– Скорее всего, не связаны, – ответил Себастьян, больше для того, чтобы успокоить ее. – Когда вы виделись с Пельтаном на прошлой неделе, каким он вам показался?
– Что вы имеете в виду?
– У меня сложилось впечатление, что отношения между отдельными членами делегации нельзя назвать приятельскими.
Мягкий зеленый взгляд осветился озорным огоньком.
– Да, но разве это удивительно? Им же поручили следить друг за дружкой.
– Вот как?
– Хотя Армон Вондрей и является послушным орудием в руках Бонапарта, это вовсе не значит, будто император ему доверяет. Наполеон вообще никому не доверяет, особенно сейчас. Вы слышали о заговоре против него в минувшем декабре?
Себастьян утвердительно кивнул.
– Полковник Фуше – это выбор императора, не Вондрея.
– А секретарь?
– Камилл Бондюран вовсе не такой смиренный тихоня, каким тщится казаться. Дамион однажды заметил, что родись Бондюран в Испании на пару столетий раньше, он сделал бы блестящую карьеру палача инквизиции.
– А сам Пельтан? Почему его выбрали?
– Он был единственным, кого пригласил лично Армон Вондрей. Дамион присутствовал здесь в качестве его личного врача и не играл никакой роли в переговорах.
– Но тем не менее согласился поехать. Не знаете, по какой причине?
– Мой муж задал ему этот же вопрос. Дамион в ответ усмехнулся и сказал, что человеку нечасто выпадает шанс войти в историю.
По улице прокатился груженый угольный фургон. Тащившая его четверка тяжеловозов грузно налегала на хомуты, дыхание лошадей белой дымкой повисало в холодном воздухе.
– Ваш друг никогда не служил врачом в армии?
– Нет, – покачала головой леди Питер. – Из-за перенесенной в детстве болезни у него были слабые суставы. Возможно, поэтому он и согласился сопровождать Вондрея. Мне кажется, Дамион тяготился тем, что остается в Париже в то время, когда другие сражаются и гибнут.
– Так он поддерживал императора?
Изящный подбородок неожиданно горделиво вскинулся.
– Он поддерживал Францию.
– И одобрял цель делегации?
– Имеете в виду мир? После двадцати лет войны кто из нас не жаждет мира?

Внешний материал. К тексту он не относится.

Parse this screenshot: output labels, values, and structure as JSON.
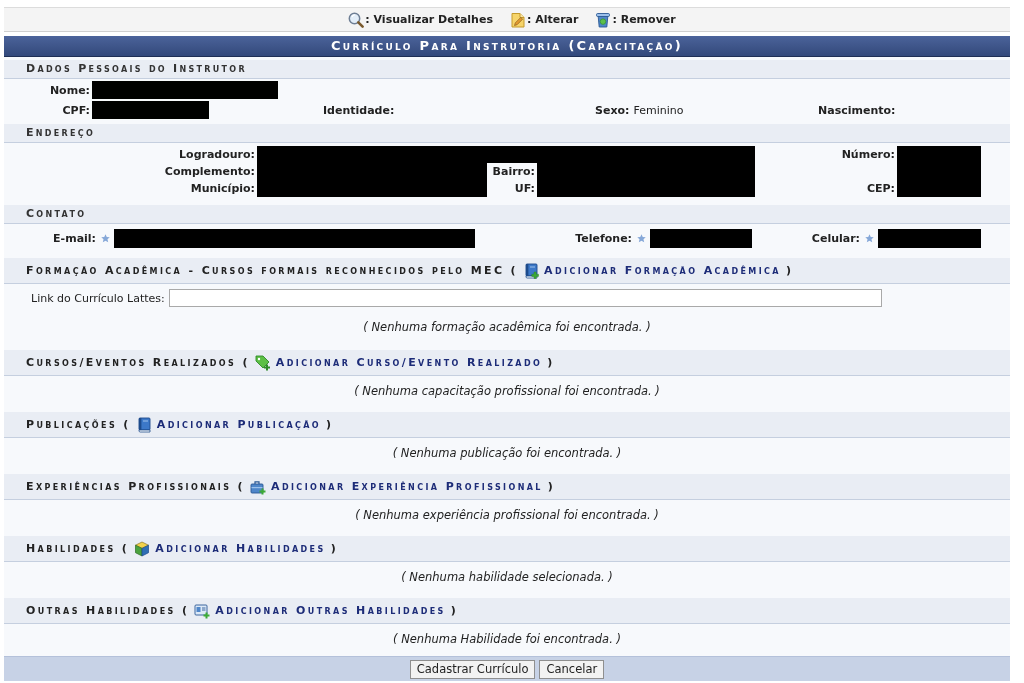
{
  "legend": [
    {
      "kind": "view",
      "label": ": Visualizar Detalhes"
    },
    {
      "kind": "edit",
      "label": ": Alterar"
    },
    {
      "kind": "remove",
      "label": ": Remover"
    }
  ],
  "title": "Currículo Para Instrutoria (Capacitação)",
  "personal": {
    "heading": "Dados Pessoais do Instrutor",
    "rows": [
      [
        {
          "label": "Nome:",
          "redacted": true
        }
      ],
      [
        {
          "label": "CPF:",
          "redacted": true
        },
        {
          "label": "Identidade:",
          "redacted": false
        },
        {
          "label": "Sexo:",
          "redacted": false,
          "value": "Feminino"
        },
        {
          "label": "Nascimento:",
          "redacted": false
        }
      ]
    ]
  },
  "address": {
    "heading": "Endereço",
    "rows": [
      [
        {
          "label": "Logradouro:",
          "redacted": true,
          "colspan": 2
        },
        {
          "label": "Número:",
          "redacted": true
        }
      ],
      [
        {
          "label": "Complemento:",
          "redacted": true
        },
        {
          "label": "Bairro:",
          "redacted": true
        },
        {
          "redacted": true
        }
      ],
      [
        {
          "label": "Município:",
          "redacted": true
        },
        {
          "label": "UF:",
          "redacted": true
        },
        {
          "label": "CEP:",
          "redacted": true
        }
      ]
    ]
  },
  "contact": {
    "heading": "Contato",
    "fields": [
      {
        "label": "E-mail:",
        "required": true,
        "redacted": true
      },
      {
        "label": "Telefone:",
        "required": true,
        "redacted": true
      },
      {
        "label": "Celular:",
        "required": true,
        "redacted": true
      }
    ]
  },
  "sections": [
    {
      "kind": "academic",
      "title": "Formação Acadêmica - Cursos formais reconhecidos pelo MEC (",
      "link": "Adicionar Formação Acadêmica",
      "title_end": ")",
      "field": {
        "label": "Link do Currículo Lattes:"
      },
      "message": "( Nenhuma formação acadêmica foi encontrada. )"
    },
    {
      "kind": "course",
      "title": "Cursos/Eventos Realizados (",
      "link": "Adicionar Curso/Evento Realizado",
      "title_end": ")",
      "message": "( Nenhuma capacitação profissional foi encontrada. )"
    },
    {
      "kind": "publication",
      "title": "Publicações (",
      "link": "Adicionar Publicação",
      "title_end": ")",
      "message": "( Nenhuma publicação foi encontrada. )"
    },
    {
      "kind": "experience",
      "title": "Experiências Profissionais (",
      "link": "Adicionar Experiência Profissional",
      "title_end": ")",
      "message": "( Nenhuma experiência profissional foi encontrada. )"
    },
    {
      "kind": "skills",
      "title": "Habilidades (",
      "link": "Adicionar Habilidades",
      "title_end": ")",
      "message": "( Nenhuma habilidade selecionada. )"
    },
    {
      "kind": "other_skills",
      "title": "Outras Habilidades (",
      "link": "Adicionar Outras Habilidades",
      "title_end": ")",
      "message": "( Nenhuma Habilidade foi encontrada. )"
    }
  ],
  "buttons": [
    "Cadastrar Currículo",
    "Cancelar"
  ]
}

– Даже такого, при котором Наполеон Бонапарт останется на французском троне?
– Дамион не был роялистом, если вы на это намекаете.
– И все же он согласился проконсультировать Марию-Терезу.
По лицу леди Питер промелькнула тень тревоги.
– Вам известно и об этом?
– Принцесса бездетна уже долгие годы. Что заставило ее надеяться, будто доктор Пельтан сможет помочь?
– Среди прочего Дамион увлекался изучением лекарственных трав, как тех, которые оказались позабытыми здесь, в Европе, так и тех, что издревле используются коренными жителями обеих Америк и Индии. Он опубликовал ряд статей по данной тематике.
– Мне почему-то трудно себе представить Марию-Терезу штудирующей мудреные медицинские статьи. Так откуда же она узнала о Пельтане?
– По-моему, это дядя принцессы порекомендовал ей Дамиона.
Себастьян увидел, как Ноэль Дюран толкнул своего товарища по играм. В сердитые голоса мальчишек вплелись окрики няньки.
– Который дядя?
– Людовик-Станислав, или граф Прованский, или самозваный Людовик XVIII – как вам угодно называть этого человека. Он и сам консультировался с Дамионом за несколько дней до принцессы.
– Я этого не знал. – Людовик-Станислав почему-то не счел нужным упомянуть о столь незначительном факте.
Мальчишки уже вцепились друг в друга и теперь катались под раскидистым вязом в побуревшей от мороза траве.
– А доктора Пельтана не… – Себастьян запнулся, подыскивая подходящее слово, – взволновали его встречи с Бурбонами?
Леди Питер развернулась к нему лицом.
– Да, полагаю, взволновали. Дамион, правда, постарался перевести все в шутку, но меня удивило, что он вообще упомянул об этих встречах. Я подумала, может, именно то короткое и трагичное знакомство его отца с королевской семьей и стало причиной, по которой…
– Бурбоны обратились к нему? Или по которой его растревожили встречи с ними?
– Конечно же, я имела в виду второе, что причастность Пельтана-старшего к королевской семье и заставила волноваться Дамиона. С какой стати Бурбонам обращаться к Дамиону из-за того, что делал его отец двадцать лет назад?
Раз воображение дамы не обладало достаточной живостью, Себастьян не собирался ее просвещать.
– Не приходит ли вам на ум, кто мог желать ему зла?